For the regular ballot, writers are given the difficult task of choosing up to ten players from the hundreds of candidates up for consideration. With the backload of deserving recent candidates like Barry Bonds, Mike Piazza, Jeff Bagwell, Roger Clemens, Edgar Martinez, Craig Biggio, Mark McGwire, Sammy Sosa, Fred McGriff and the new addition of first year candidates like Pedro Martinez, Randy Johnson, John Smoltz, and Gary Sheffield, it is impossible to choose just 10. The voting system is broken and has been for years. It is in need of a massive overhaul in order to fix the errors of the past.
ESPN.com lead baseball writer and TV analyst Buster Olney has come out publicly and declared he will not vote on this year’s regular ballot to protest the voting process. Instead of being limited to just 10 possible candidates, Olney proposes writers should elect as many candidates as seen fit by simply voting yes or no for a player’s entry, even if it means 10, 20, or even 30 candidates are inducted.
PERFORMANCE ENHANCING DRUGS
The main reason why there is such a big logjam of candidates is because of the Steroid Era. Many voters refuse to induct anyone who is believed to have cheated the game of baseball by using PEDs. Others have said they will vote users in because steroids and other performance enhancing drugs were “legal”, meaning while most (but not all) of the drugs were illegal to acquire, according to the FDA, like anabolic steroids, there were no rules banning them by Major League Baseball. In fact, substances like Human Growth Hormone were available with a doctor’s prescription, and were not banned by MLB until just a decade ago. The main issue voters have is it is simply impossible to tell who did or did not take performance-enhancing drugs. Almost all players from this era are suspect.
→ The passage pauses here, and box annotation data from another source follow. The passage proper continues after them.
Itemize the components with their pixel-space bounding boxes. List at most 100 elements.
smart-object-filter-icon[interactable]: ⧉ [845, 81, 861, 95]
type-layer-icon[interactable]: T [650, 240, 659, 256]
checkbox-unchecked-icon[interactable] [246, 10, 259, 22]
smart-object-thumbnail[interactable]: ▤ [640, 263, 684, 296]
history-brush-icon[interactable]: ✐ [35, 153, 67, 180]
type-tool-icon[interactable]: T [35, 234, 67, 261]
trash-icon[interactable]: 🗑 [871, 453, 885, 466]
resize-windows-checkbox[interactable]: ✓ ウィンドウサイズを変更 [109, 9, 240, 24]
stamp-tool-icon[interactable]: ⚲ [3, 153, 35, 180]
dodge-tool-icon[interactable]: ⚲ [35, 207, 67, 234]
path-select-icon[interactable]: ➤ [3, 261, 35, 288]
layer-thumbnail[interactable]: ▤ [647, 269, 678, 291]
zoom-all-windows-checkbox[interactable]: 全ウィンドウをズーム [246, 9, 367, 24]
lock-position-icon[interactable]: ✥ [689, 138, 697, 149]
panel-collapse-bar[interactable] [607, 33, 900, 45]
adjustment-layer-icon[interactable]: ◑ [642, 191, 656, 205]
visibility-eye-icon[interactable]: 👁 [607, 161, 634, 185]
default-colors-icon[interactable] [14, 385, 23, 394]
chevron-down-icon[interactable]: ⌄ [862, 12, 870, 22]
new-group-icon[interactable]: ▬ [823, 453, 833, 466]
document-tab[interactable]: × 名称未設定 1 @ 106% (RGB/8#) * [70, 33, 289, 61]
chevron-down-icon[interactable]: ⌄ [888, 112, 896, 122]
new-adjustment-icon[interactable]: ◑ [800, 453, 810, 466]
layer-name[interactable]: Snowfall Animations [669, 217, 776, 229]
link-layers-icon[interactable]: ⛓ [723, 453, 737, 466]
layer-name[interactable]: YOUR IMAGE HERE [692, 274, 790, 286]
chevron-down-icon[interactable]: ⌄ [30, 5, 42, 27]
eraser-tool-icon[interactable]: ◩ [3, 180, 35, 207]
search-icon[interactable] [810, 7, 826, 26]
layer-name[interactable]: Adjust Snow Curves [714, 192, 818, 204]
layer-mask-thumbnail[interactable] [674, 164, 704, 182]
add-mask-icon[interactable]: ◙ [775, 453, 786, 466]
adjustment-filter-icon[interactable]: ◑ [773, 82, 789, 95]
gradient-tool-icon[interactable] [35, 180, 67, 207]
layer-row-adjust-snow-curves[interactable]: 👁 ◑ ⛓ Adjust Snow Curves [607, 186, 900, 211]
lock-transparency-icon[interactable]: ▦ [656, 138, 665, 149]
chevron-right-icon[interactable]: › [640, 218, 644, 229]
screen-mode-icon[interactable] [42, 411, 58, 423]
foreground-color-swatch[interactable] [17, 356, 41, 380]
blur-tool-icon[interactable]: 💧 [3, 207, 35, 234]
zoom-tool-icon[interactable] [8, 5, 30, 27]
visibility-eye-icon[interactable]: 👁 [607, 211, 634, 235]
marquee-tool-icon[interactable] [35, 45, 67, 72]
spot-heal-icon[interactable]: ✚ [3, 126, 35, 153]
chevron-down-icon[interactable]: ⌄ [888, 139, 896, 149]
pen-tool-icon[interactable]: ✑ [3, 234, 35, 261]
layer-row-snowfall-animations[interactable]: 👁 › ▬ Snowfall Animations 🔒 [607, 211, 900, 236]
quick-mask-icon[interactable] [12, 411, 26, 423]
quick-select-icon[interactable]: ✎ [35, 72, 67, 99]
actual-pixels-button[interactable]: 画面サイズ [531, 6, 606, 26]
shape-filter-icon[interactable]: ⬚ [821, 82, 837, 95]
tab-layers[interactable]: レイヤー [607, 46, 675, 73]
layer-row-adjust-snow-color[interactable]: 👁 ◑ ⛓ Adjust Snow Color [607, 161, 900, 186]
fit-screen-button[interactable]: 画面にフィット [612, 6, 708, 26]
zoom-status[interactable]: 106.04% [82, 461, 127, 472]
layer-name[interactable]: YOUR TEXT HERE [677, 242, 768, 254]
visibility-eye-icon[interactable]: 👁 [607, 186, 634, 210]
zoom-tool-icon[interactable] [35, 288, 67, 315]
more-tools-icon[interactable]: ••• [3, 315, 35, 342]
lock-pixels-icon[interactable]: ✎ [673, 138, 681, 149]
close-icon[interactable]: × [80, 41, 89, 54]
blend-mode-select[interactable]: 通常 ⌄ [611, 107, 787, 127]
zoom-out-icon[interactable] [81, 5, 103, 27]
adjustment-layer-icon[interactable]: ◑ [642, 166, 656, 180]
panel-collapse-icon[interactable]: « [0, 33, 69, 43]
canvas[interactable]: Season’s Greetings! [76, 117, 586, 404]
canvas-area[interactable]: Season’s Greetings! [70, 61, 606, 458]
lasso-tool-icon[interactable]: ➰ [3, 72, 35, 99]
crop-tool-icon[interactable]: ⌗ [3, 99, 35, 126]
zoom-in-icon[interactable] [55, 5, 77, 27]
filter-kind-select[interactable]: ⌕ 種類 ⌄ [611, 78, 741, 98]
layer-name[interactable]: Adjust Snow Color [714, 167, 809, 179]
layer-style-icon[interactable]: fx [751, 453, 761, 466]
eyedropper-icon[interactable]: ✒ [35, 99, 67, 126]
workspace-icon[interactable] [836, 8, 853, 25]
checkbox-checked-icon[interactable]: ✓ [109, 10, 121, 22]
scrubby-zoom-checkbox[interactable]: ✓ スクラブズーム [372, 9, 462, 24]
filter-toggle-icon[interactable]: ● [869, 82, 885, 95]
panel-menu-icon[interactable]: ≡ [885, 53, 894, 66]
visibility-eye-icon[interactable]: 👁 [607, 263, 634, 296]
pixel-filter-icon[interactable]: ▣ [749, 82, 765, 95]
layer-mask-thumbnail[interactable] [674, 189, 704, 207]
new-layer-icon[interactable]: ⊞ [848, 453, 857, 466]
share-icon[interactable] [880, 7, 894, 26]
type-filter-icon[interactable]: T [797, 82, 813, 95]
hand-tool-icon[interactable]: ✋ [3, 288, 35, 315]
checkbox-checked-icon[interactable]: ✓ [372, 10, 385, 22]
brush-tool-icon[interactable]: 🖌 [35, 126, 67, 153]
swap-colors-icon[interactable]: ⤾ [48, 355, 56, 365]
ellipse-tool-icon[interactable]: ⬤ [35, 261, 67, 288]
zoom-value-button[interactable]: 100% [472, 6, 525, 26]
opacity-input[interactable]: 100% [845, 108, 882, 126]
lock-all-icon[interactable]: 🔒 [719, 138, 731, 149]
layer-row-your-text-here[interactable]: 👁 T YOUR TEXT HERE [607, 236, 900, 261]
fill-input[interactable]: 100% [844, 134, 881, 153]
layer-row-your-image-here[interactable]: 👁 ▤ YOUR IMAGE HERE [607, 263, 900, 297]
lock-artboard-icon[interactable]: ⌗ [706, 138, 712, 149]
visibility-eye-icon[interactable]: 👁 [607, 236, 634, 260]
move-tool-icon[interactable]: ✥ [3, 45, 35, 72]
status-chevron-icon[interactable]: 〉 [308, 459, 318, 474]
Regardless of personal belief about steroids and other performance enhancing drugs, it is impossible to believe the amount of worthy candidates who have yet to be inducted because of suspected steroid use. The holder of both the single season and all-time record for home runs in Barry Bonds, the all-time home run leader for catchers in Mike Piazza, the holder of the most Cy Young awards ever in Roger Clemens, and the men who brought baseball out of the post 1994 strike depths in Mark McGwire and Sammy Sosa are not in the Hall. The importance of these players must not be ignored by voters.
In recent years there have been controversial ballots sent in by voters. Last year a writer refused to vote for anyone unless Detroit Tigers pitcher Jack Morris got in, in his final year of eligibility (he did not). People were outraged.
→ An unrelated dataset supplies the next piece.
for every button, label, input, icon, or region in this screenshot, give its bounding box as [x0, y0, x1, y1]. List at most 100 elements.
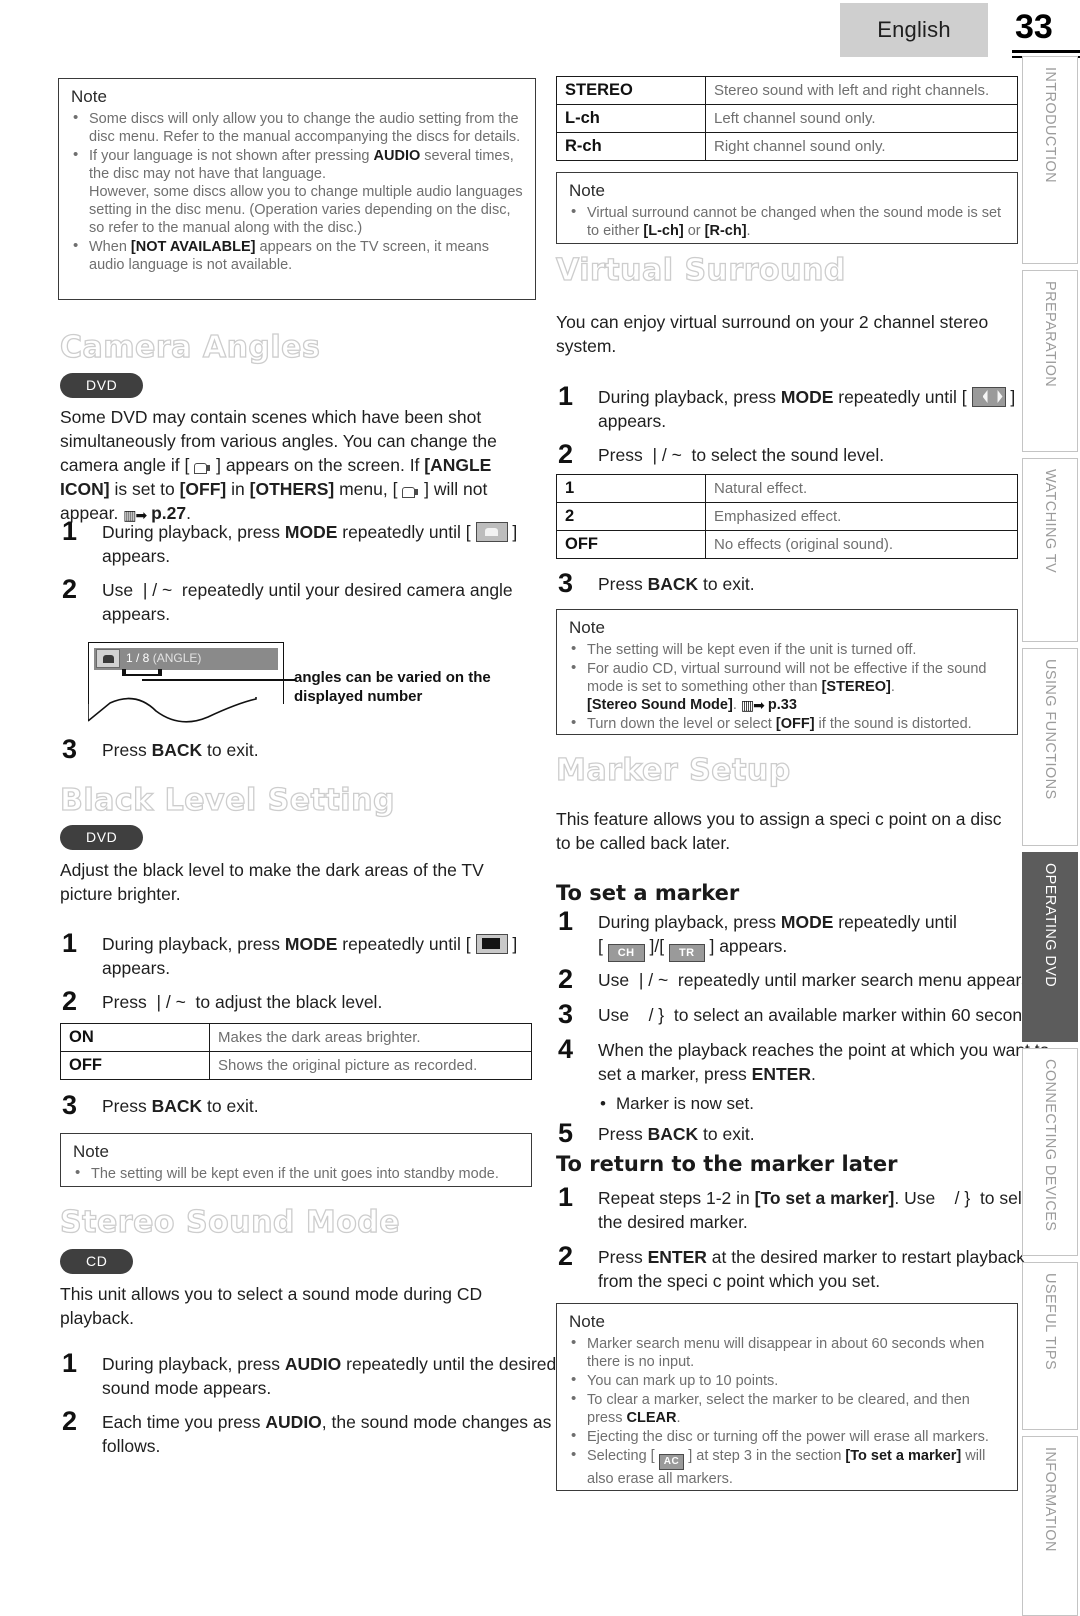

Another controversy erupted when ESPN TV host and Miami Herald columnist Dan LeBatard crowd-sourced his ballot to the sports website Deadspin last year. After LeBatard revealed he gave Deadspin his ballot, he was suspended from the BBWAA for one year, and permanently stripped of his vote. Many people, including myself, believe the Deadpsin ballot was one of the better ones, voting for Mike Piazza, Barry Bonds, Roger Clemens, Tom Glavine, Greg Maddux, and Frank Thomas, among others.
Ironically the person who went on to become president of the Baseball Writers Association of America, Jose de Jesus Ortiz of the Houston Chronicle, later admitted he often crowd-sourced his vote with fans at a local margarita bar and had for years. I have no issues with crowd-sourcing as long as the crowd is serious about the mission.
In summary, deserving players like Dick Allen, Tony Oliva, Minnie Minosa, Gil Hodges, & Barry Bonds, Mike Piazza, Craig Biggio and Roger Clemens are being overlooked and have been for years. The Hall of Fame needs to change its voting system, immediately, or else it will continue to be a mockery of its former self.